A recent study indicated that the manner in which an older adult is able to get up off the floor can indicate their chances of length of life and survival odds as demonstrated in a sit-and-stand test. Published in the European Journal of Preventive Cardiology recently, this 14-year test was conducted with adults ages 51 through 80 to compare how they could sit on the floor and then get back up. Each additional support needed (hands, knee, et cetera) added a predicted 21 percent lower chance of survival over a six-year trial follow-up.
The study proved that muscle strength, flexibility, coordination, and balance were needed to accomplish daily activities such as bending over to pick up items, getting out of a chair, reaching for items overhead, et cetera, and were also identified as risks for falls. The study used participants who had average abilities with adjustments for age, sex, and body mass index, and excluded athletes and those who had prior musculoskeletal issues.
A nonslip floor surface was used for the study, and each participant was instructed to sit on the floor and get back up using the least support they felt was necessary. It was not a timed test—they were allowed to get back up at their own speed. The total available score on the test was 10 points—5 for sitting and 5 for rising without supports. If they used a hand, knee, forearm, side of leg, or hand on knee, 1 point was taken away for each support. If the individual showed an overall unsteady performance, 0.5 point was subtracted from the score.
Conclusion of Study: The highest scoring group (those with 8 to 10 points) compared to those with the lowest scoring group (0 to 3 points) showed hazard ratios that translated to a 3-year shorter life expectancy difference.
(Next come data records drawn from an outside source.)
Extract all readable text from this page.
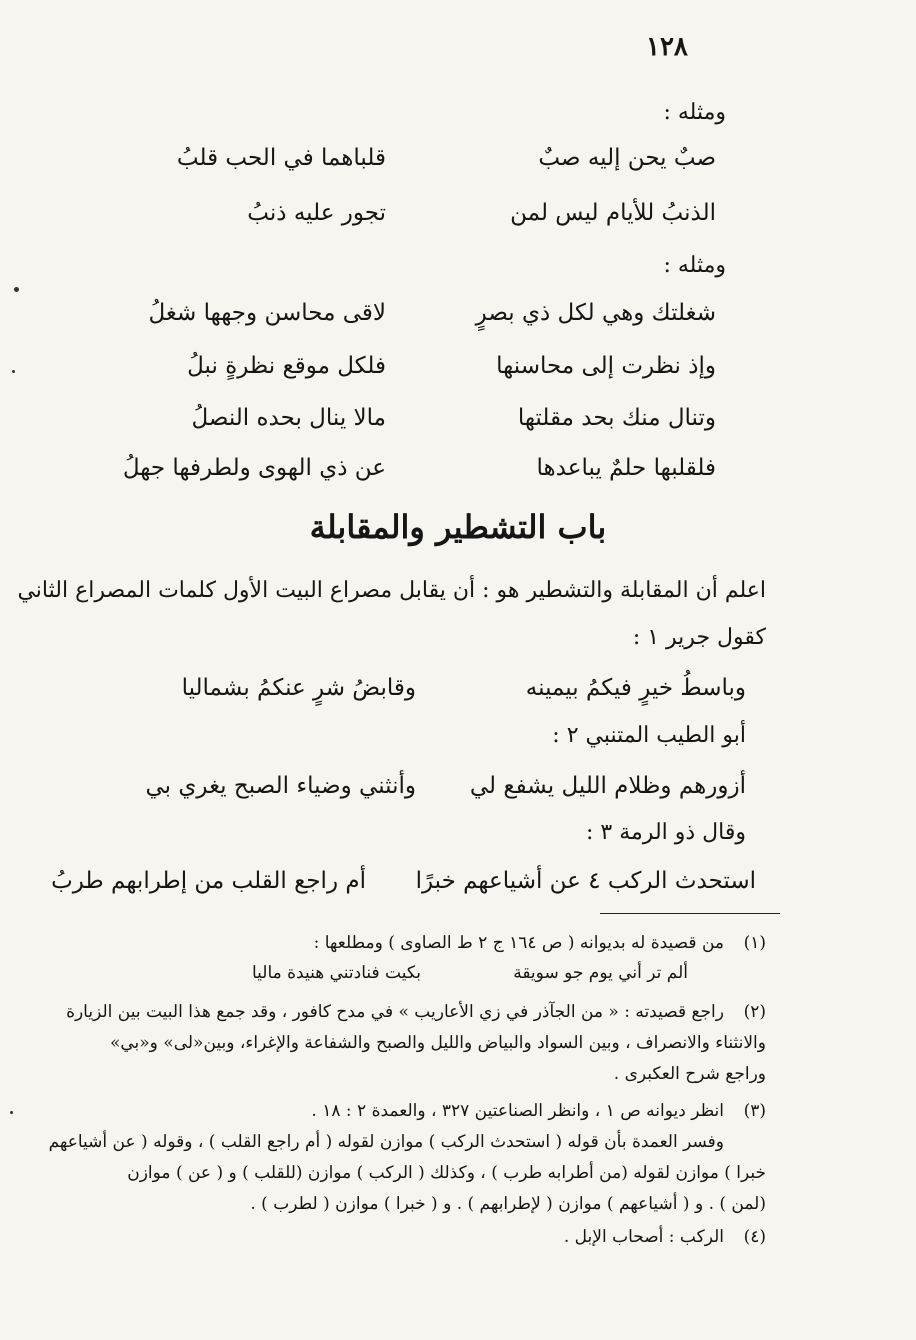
١٢٨
ومثله :
صبٌ يحن إليه صبٌ
قلباهما في الحب قلبُ
الذنبُ للأيام ليس لمن
تجور عليه ذنبُ
ومثله :
شغلتك وهي لكل ذي بصرٍ
لاقى محاسن وجهها شغلُ
وإذ نظرت إلى محاسنها
فلكل موقع نظرةٍ نبلُ
وتنال منك بحد مقلتها
مالا ينال بحده النصلُ
فلقلبها حلمٌ يباعدها
عن ذي الهوى ولطرفها جهلُ
باب التشطير والمقابلة
اعلم أن المقابلة والتشطير هو : أن يقابل مصراع البيت الأول كلمات المصراع الثاني
كقول جرير ١ :
وباسطُ خيرٍ فيكمُ بيمينه
وقابضُ شرٍ عنكمُ بشماليا
أبو الطيب المتنبي ٢ :
أزورهم وظلام الليل يشفع لي
وأنثني وضياء الصبح يغري بي
وقال ذو الرمة ٣ :
استحدث الركب ٤ عن أشياعهم خبرًا
أم راجع القلب من إطرابهم طربُ
(١)من قصيدة له بديوانه ( ص ١٦٤ ج ٢ ط الصاوى ) ومطلعها :
ألم تر أني يوم جو سويقة
بكيت فنادتني هنيدة ماليا
(٢)راجع قصيدته : « من الجآذر في زي الأعاريب » في مدح كافور ، وقد جمع هذا البيت بين الزيارة
والانثناء والانصراف ، وبين السواد والبياض والليل والصبح والشفاعة والإغراء، وبين«لى» و«بي»
وراجع شرح العكبرى .
(٣)انظر ديوانه ص ١ ، وانظر الصناعتين ٣٢٧ ، والعمدة ٢ : ١٨ .
وفسر العمدة بأن قوله ( استحدث الركب ) موازن لقوله ( أم راجع القلب ) ، وقوله ( عن أشياعهم
خبرا ) موازن لقوله (من أطرابه طرب ) ، وكذلك ( الركب ) موازن (للقلب ) و ( عن ) موازن
(لمن ) . و ( أشياعهم ) موازن ( لإطرابهم ) . و ( خبرا ) موازن ( لطرب ) .
(٤)الركب : أصحاب الإبل .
Because muscle strength, balance, coordination, and flexibility affect us as we age, it is important to try to preserve these functions to prevent falls which can be devastating and even life-threatening as we get older.
Test Yourself: Perform this version of the study to see how able you are in comparison to the study participants.
Sit on the floor cross-legged. Now rise back up, trying not to use hands, knees, or any other support. You may need your arms for balance, but you should not need them to help you get up.
If you find yourself having difficulty with this test or in actual life situations having trouble standing from a chair, this may be an “ah-ha moment” for you to begin or accelerate your exercise program. Start with 10 to 15 minutes a day with walking and gradually increase up to 30 minutes. Add resistance training with weights or kettlebells once you have accomplished the walking.
More Advanced Floor Training: Here is an advanced version of the sit-stand exercise for those of you who enjoy a challenge. Start on the floor on your belly, then on your right side, on your left side, in a pushup plank, and on your back. Then stand up from each of these positions.
- First do each using no hands.
- Then do each position with your right hand on your right knee.
- Then do each position with your left hand on your left knee.
- Then switch hands (right hand to left knee, left hand to right knee).
When you have accomplished all these moves, you will be ready to face aging straight-on and ready to hit the showers!